My luck? My father was dying—As we were

             saying yesterday—his sentence interrupted.

In restaurant windows people ate and drank,

             apparently feeling what they were

supposed to feel. Caught in the same glass,

             I floated past them

                   

on my father’s vast absence,

             a final gesture, a last kiss

folded in the wallet of my loss.

             In my pocket, the postcard’s river

repeated trees, a single cloud and blue sky

             on water still as patience, making sense,

pausing at a weir before it spilled over, white,

             the city behind it—peaked roofs, tiles,

cathedral spires, stone on stone—standing its ground.

             Is it safe to say relief now?
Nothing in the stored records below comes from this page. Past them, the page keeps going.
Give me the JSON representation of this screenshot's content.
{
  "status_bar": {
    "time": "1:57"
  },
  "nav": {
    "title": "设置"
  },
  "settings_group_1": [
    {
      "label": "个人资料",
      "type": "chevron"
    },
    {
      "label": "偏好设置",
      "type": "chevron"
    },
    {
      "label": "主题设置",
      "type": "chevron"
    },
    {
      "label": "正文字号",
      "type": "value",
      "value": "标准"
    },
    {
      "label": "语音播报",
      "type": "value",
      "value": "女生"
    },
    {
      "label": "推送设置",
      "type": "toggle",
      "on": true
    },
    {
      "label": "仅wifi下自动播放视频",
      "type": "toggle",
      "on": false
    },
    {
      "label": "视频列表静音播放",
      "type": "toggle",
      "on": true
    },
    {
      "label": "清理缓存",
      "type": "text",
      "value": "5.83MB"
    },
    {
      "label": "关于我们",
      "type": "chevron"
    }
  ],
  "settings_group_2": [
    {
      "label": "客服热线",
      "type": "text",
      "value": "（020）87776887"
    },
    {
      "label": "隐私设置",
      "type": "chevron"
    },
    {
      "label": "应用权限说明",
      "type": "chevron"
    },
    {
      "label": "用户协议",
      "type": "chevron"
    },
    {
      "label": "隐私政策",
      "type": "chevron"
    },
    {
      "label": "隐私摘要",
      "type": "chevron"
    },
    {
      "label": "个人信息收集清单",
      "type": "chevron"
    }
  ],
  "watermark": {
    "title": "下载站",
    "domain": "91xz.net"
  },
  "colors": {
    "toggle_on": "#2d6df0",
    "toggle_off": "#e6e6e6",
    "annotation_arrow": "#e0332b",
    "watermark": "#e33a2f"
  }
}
Old wall,

my father down, and no more carving on him?

             Whatever built or broke him, done?

Intricate façade all finished and worn away?

             Gone to sand? I am not sorry.
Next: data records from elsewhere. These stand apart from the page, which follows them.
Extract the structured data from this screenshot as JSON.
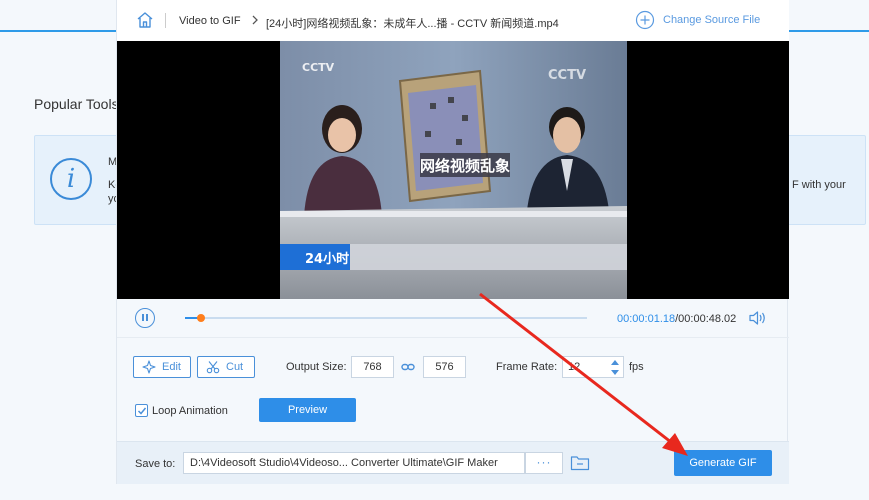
{
  "background": {
    "section_title": "Popular Tools",
    "card_line1": "M",
    "card_line2": "Ke",
    "card_line3": "yo",
    "card_right": "F with your"
  },
  "header": {
    "breadcrumb_root": "Video to GIF",
    "file_name": "[24小时]网络视频乱象：未成年人...播 - CCTV 新闻频道.mp4",
    "change_source": "Change Source File"
  },
  "video": {
    "channel_logo": "CCTV",
    "screen_title": "网络视频乱象",
    "program_tag": "24小时"
  },
  "player": {
    "progress": 0.04,
    "current_time": "00:00:01.18",
    "total_time": "/00:00:48.02"
  },
  "controls": {
    "edit_label": "Edit",
    "cut_label": "Cut",
    "output_size_label": "Output Size:",
    "width": "768",
    "height": "576",
    "frame_rate_label": "Frame Rate:",
    "frame_rate": "12",
    "fps_label": "fps",
    "loop_label": "Loop Animation",
    "loop_checked": true,
    "preview_label": "Preview"
  },
  "save": {
    "label": "Save to:",
    "path": "D:\\4Videosoft Studio\\4Videoso... Converter Ultimate\\GIF Maker",
    "browse_label": "···",
    "generate_label": "Generate GIF"
  },
  "colors": {
    "accent": "#2e8ee8",
    "knob": "#ff7e1c",
    "annotation_arrow": "#e8281e"
  }
}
What pulled me from my room that morning

             could have been simple coincidence,                                                              

but I took it as a signal,

             the very moment he let go,

           

took it as a gift, his finally giving up.

             His stopping so suddenly

in the midst of events, letting others

             cover him, take him in—the most

terrible thing—lo más terrible de los muertos.

             But also the most forgiving,

forgivable, this helplessness. 

             This interrupted moment—

what remains so important

             for the living—how it simply ends.

The most terrible thing about the dead? 

             No one left to send or receive the mail.

No one there to witness

             what my father said, at last.

Terrible, how no one saw him

             climbing out of bed,

how no one finally caught him, falling.

             How no one picked up the lecture—

                          

As we were saying yesterday—when

             I came home to his closet

and hauled his empty clothes away.

             I boxed the postcard from Salamanca

along with his other correspondence.

             What remains, after all,

so important for the living? 

             Is it safe to say Relief?  What I keep,

what I cannot give away—that moment,

             that interruption, when I knew

my father was beyond my saving him—

             is my only souvenir. 

Its emblem on the back window of my truck,

             the frog squatting

atop a human skull, my black luck,

             now follows me in the rearview mirror,

no matter where I might be driving.

                 

               

                                

 Published in Nimrod International Journal 48.1, Fall/Winter 2004.

                         

                              

                              

Writers Tip: In Worstword Ho, Samuel Beckett says, "Ever tried.  Ever failed. 
No matter.  Try again.  Fail again.  Fail better."  I've taken it as advice, myself, but
I owe Sam Green for steering me toward that passage.  If anyone lives it, he does.